If a Florida estate owner wants to leave a donation to charity, they should be sure to do so in the way that avoids the most taxes. Often, people use a will or trust to give to charity, but that can be a mistake.
As an example, a person might have a home, an after-tax savings account and an IRA that are each worth $1 million. The person may leave the home and IRA to the children. From the after-tax savings account, $900,000 might go to the children and $100,000 to charity.

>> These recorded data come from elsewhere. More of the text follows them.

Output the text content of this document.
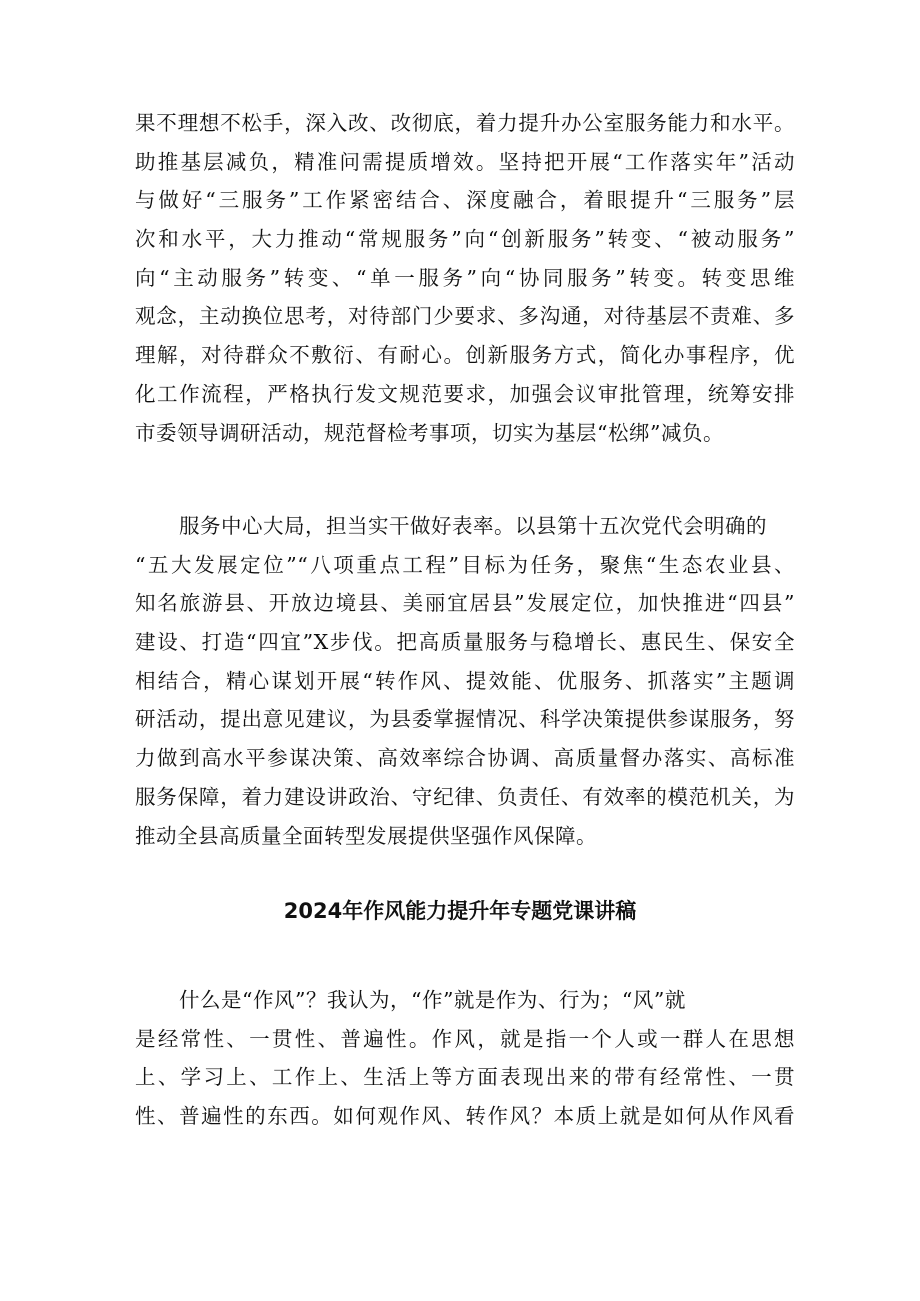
果不理想不松手，深入改、改彻底，着力提升办公室服务能力和水平。
助推基层减负，精准问需提质增效。坚持把开展“工作落实年”活动
与做好“三服务”工作紧密结合、深度融合，着眼提升“三服务”层
次和水平，大力推动“常规服务”向“创新服务”转变、“被动服务”
向“主动服务”转变、“单一服务”向“协同服务”转变。转变思维
观念，主动换位思考，对待部门少要求、多沟通，对待基层不责难、多
理解，对待群众不敷衍、有耐心。创新服务方式，简化办事程序，优
化工作流程，严格执行发文规范要求，加强会议审批管理，统筹安排
市委领导调研活动，规范督检考事项，切实为基层“松绑”减负。
服务中心大局，担当实干做好表率。以县第十五次党代会明确的
“五大发展定位”“八项重点工程”目标为任务，聚焦“生态农业县、
知名旅游县、开放边境县、美丽宜居县”发展定位，加快推进“四县”
建设、打造“四宜”X步伐。把高质量服务与稳增长、惠民生、保安全
相结合，精心谋划开展“转作风、提效能、优服务、抓落实”主题调
研活动，提出意见建议，为县委掌握情况、科学决策提供参谋服务，努
力做到高水平参谋决策、高效率综合协调、高质量督办落实、高标准
服务保障，着力建设讲政治、守纪律、负责任、有效率的模范机关，为
推动全县高质量全面转型发展提供坚强作风保障。
2024年作风能力提升年专题党课讲稿
什么是“作风”？我认为，“作”就是作为、行为；“风”就
是经常性、一贯性、普遍性。作风，就是指一个人或一群人在思想
上、学习上、工作上、生活上等方面表现出来的带有经常性、一贯
性、普遍性的东西。如何观作风、转作风？本质上就是如何从作风看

However, IRA distributions are taxable. A better solution would be to donate $100,000 from the IRA to the charity and leave the remainder to the children. The charity will not be required to pay any tax, and the children will get more. Since IRAs are usually passed down using beneficiary designations, it is important to make sure that the beneficiary designation is consistent with the instructions in the will or trust. People who have a Roth 401(k) or a Roth IRA should leave those assets to loved ones and not to charity since their loved ones will not incur income tax on those types of accounts.
There are a number of other important elements to estate plans. Wills can be used to appoint a guardian for minor children. Powers of attorney and other documents can be used to appoint people to make financial and medical decisions for an estate owner who becomes incapacitated. These types of instructions save family members from having to go through lengthy and expensive court processes to have someone appointed for these roles. An estate owner should talk to the individuals they appoint for these roles and make sure they are willing to take on the responsibility.